I thought I had written about Rick Perry's Gardasil fiat a while back but all I could find in my archives was an unpublished draft from June 22. Here it is:

Katie Thompson, writing at Legal Insurrection, makes a case for a Rick Perry candidacy and goes through some of his baggage. Blogger RhymesWithRight commented on the Gardasil controversy:

1) Actually, the executive order did not include much of an opt-out provision.

2) Perry and his staff initially indicated that he would not abide by any legislative directive to discontinue the program, because he didn’t believe the legislature had the authority to overrule the executive order. he only changed his tune when legislation was passed in both houses by more than the margin needed for impeachment.

3) The logic behind vaccines as a condition of admission to schools is that certain diseases are likely to be passed in a classroom setting.

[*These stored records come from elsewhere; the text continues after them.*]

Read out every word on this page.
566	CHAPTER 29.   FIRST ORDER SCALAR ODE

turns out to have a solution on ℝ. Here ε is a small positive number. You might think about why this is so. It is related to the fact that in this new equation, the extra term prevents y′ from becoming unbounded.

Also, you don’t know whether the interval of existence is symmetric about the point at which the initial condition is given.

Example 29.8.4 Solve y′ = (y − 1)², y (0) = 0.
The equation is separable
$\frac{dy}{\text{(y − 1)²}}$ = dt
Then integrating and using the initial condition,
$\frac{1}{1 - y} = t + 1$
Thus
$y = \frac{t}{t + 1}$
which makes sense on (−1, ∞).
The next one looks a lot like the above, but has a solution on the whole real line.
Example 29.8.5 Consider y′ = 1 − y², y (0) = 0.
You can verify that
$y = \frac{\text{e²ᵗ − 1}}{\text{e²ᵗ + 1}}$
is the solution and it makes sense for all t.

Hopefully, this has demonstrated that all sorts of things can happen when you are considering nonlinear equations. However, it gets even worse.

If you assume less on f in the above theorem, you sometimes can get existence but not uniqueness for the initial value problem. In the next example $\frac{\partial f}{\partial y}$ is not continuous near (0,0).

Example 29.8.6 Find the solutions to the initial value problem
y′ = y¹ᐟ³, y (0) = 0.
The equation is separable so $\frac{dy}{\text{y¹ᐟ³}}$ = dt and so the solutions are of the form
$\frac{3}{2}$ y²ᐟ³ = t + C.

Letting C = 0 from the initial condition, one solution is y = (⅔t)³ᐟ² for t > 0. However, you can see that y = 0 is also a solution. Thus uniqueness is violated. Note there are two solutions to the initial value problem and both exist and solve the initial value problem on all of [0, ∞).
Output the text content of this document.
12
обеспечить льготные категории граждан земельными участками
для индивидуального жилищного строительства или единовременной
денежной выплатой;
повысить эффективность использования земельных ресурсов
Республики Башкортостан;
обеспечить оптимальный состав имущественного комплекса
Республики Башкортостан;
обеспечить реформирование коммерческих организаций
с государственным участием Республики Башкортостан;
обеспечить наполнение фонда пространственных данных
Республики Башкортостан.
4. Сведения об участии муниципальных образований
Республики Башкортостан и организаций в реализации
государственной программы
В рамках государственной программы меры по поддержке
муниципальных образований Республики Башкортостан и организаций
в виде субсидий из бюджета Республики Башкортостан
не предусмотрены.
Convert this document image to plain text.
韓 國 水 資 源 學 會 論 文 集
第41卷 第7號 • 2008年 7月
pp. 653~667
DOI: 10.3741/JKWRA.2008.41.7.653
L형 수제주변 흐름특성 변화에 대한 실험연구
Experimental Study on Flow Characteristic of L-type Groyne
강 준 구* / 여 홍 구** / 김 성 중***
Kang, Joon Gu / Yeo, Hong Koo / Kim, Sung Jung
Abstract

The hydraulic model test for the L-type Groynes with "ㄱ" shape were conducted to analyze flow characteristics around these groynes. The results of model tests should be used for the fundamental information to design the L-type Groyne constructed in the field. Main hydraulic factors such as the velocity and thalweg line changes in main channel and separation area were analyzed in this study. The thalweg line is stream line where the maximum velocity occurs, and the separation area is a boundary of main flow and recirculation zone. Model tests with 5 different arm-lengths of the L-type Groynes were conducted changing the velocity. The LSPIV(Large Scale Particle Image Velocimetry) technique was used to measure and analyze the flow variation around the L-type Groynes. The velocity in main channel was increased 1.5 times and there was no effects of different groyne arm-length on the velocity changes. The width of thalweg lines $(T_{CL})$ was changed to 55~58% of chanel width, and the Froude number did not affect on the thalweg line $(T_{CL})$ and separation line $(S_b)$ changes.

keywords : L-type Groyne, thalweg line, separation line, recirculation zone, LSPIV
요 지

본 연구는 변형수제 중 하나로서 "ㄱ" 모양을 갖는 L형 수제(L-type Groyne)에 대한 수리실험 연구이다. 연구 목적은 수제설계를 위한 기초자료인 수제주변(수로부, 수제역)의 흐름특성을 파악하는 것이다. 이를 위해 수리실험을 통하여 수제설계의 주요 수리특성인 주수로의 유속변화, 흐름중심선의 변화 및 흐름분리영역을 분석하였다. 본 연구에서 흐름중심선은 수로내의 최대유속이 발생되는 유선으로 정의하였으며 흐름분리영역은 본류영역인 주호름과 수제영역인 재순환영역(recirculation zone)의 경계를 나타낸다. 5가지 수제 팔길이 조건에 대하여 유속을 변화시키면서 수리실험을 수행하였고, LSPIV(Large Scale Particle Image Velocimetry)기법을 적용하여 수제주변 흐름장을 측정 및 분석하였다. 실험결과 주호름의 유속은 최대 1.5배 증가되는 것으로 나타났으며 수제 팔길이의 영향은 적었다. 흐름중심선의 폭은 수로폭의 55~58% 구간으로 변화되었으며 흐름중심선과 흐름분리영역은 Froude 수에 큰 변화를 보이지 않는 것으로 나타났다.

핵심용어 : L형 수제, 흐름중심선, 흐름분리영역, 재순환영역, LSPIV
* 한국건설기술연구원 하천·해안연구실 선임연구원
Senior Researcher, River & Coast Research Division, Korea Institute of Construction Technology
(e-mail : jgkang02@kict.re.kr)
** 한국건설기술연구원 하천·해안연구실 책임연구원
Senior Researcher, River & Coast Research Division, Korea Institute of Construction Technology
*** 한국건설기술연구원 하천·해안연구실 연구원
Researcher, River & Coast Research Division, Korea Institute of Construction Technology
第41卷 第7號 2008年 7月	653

Speaking as a teacher, I’d like to point out that since HPV is a sexually transmitted disease, it is unlikely to be passed in the classroom. Interestingly enough, there are a number of vaccines (meningitis, for example) that Perry did not seek to mandate, despite the fact that they are more easily passed in the classroom.


I like Rick Perry but I have a real problem with this. 
I was hoping for an acknowledgment from Perry that this was all a dreadful mistake, a serious misjudgment on his part. He has recently expressed regrets, but weakly and with less than total candor.

Please see the following for the full story of his controversial 2007 executive order to mandate the newly-approved Gardasil vaccine for every sixth-grade girl in Texas:

Tom Bevan, June 4: Rick Perry's Gardasil Problem
In January 2007, Gardasil was put on the "recommended" immunization schedule issued by the American Academy of Pediatrics and the Centers for Disease Control. Merck immediately mounted a massive lobbying effort of state legislatures around the country to get Gardasil added to their respective lists of state-mandated vaccines.

But in Texas, Gov. Perry chose to bypass the legislature and on Feb. 2, 2007, he issued an executive order making Texas the first state in the country requiring all sixth-grade girls to receive the three-shot vaccination series (which cost about $120 per shot). The move generated a fierce public debate. Conservatives slammed Perry for promoting what they saw as an intrusion by the state into private health decisions of parents and their children. Some also complained that the mandate would encourage promiscuity among teenagers.
Joshua Mercer, June 16: Rick Perry's Catholic Problem
Mandating that all 11-year-olds get vaccinated against a sexually-transmitted disease represents a statist mentality when it comes to the fundamental need to reform the role of family in culture.
Michelle Malkin, today: Rick Perry's bad, Obama-style Medicine
Not only did Perry defend going above the heads of elected state legislators, but his office also falsely claimed the legislature had no right to repeal the executive order. “The order is effective until Perry or a successor changes it, and the Legislature has no authority to repeal it,” Perry spokeswoman Krista Moody told The Washington Post in February 2007.

When both the House and Senate repealed the law six weeks later, Perry did not — as he now claims — listen humbly or “agree with their decision.”

Human shield demagoguery. In response to the legislature’s rebuke, the infuriated governor attacked those who supported repeal as “shameful” spreaders of “misinformation” who were putting “women’s lives” at risk. Borrowing a tried-and-true Alinskyite page from the progressive left, Perry surrounded himself with female cervical cancer victims and deflected criticism of his imperial tactics with emotional anecdotes.

He then lionized himself and the minority of politicians who voted against repeal of his Gardasil order. “They will never have to think twice about whether they did the right thing. No lost lives will occupy the confines of their conscience, sacrificed on the altar of political expediency.” Perry, of course, has now put his own ghastly Gardasil order on that same altar — but with no apology to all those he demonized and exploited along the way.
Perry also opened himself to charges of cronyism, mandating the vaccine to put money in Merck's pocket. Read the rest of Michelle's column for the details.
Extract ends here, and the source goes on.